Rebecca Watson scores points in fencing and in research

While at Cornell, Scott Strobridge has been active in community service. Nicola Kountoupes/University Photography

By Blaine P. Friedlander Jr.

Let's say you're Rebecca Watson. You've maintained a job working in a veterinary diagnostic laboratory, maneuvered a full class load into your schedule, carried out biological research as an undergraduate, participated on peer-reviewed journal articles and completed a near-seminal senior honors thesis on microbiology.

What are you going to do now?

If you are Rebecca Watson, you top all that with fencing practice five nights a week, work in a few evenings of weight training and, in your senior year, acquire 39 wins against 23 losses on the women's varsity fencing team.
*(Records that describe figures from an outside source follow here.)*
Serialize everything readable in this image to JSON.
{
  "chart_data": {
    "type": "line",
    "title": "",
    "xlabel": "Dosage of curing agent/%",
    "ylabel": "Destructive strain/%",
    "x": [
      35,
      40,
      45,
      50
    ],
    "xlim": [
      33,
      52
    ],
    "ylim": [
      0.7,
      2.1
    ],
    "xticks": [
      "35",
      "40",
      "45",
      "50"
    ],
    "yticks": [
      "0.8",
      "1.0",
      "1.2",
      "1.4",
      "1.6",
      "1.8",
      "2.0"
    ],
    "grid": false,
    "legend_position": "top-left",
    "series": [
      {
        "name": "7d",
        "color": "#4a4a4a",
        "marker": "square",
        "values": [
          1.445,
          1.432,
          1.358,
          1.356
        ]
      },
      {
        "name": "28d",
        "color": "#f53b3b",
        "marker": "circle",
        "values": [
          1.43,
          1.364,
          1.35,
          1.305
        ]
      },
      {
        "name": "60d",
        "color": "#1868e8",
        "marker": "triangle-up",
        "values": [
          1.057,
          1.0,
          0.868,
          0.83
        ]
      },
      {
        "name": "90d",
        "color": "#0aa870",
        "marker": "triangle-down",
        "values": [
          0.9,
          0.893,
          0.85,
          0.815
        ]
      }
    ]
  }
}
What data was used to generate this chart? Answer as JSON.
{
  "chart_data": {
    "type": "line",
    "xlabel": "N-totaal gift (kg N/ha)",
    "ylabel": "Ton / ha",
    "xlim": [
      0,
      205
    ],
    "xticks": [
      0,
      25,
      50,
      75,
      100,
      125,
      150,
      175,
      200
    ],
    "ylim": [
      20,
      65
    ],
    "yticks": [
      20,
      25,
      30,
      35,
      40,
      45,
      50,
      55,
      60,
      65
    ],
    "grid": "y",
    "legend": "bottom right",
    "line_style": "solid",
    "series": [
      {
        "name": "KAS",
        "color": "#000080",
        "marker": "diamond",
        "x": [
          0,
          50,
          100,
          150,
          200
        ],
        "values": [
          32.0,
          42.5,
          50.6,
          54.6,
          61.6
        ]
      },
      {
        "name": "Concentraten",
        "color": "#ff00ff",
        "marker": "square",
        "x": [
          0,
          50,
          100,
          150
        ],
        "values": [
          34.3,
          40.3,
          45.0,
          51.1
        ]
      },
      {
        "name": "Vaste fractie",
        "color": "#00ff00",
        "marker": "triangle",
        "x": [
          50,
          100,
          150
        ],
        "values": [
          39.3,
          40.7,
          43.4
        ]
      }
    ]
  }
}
This biology major, who will graduate Sunday with a degree from the College of Agriculture and Life Sciences, started her fencing career while in high school only because her Morristown, N.J., school did not have a gymnastics team. "But, they had fencing," said Watson.

At Cornell, women's fencing is a varsity sport and the foil, the epée, and the saber are all available. Watson prefers the epée to the lighter foil.

Fencing epée since 1994, she had to practice against the Cornell men at first, because of a lack of women opponents. She also likes the saber (which is not officially used in women's fencing) because you can score points above the waist, and you can slash.

"I enjoy the competition of fencing," said Watson. "It gives you something back for your overall well-being."

After her first year at Cornell, Watson earned a job working in the Diagnostic Laboratory at the College of Veterinary Medicine with Cornell associate professor Edward Dubovi. There, she completed general laboratory maintenance, research and wrote her senior honors thesis on the detection of the Borna disease virus, which has as its natural hosts horses and sheep.

The disease has been linked to chronic fatigue syndrome and schizophrenia in humans. Using the shell of the viral protein and a polymerase chain reaction test, Watson was able to identify and amplify the region of the DNA, obtained from blood samples, where the virus was present.

After her sophomore year, she and Cornell graduate student Phil Starks began watching the nest mate interaction of wasps in a hot greenhouse. Research articles on the wasp behavior have been accepted by peer-reviewed journals for publication this summer.

After Cornell, she will enter the graduate program in veterinary pharmacology at the University of Florida's veterinary college in Gainesville.

Will Watson continue to fence? "Fencing is not a big thing in Florida," she said. "I'll try to participate in some sport. Perhaps I'll do horseback riding."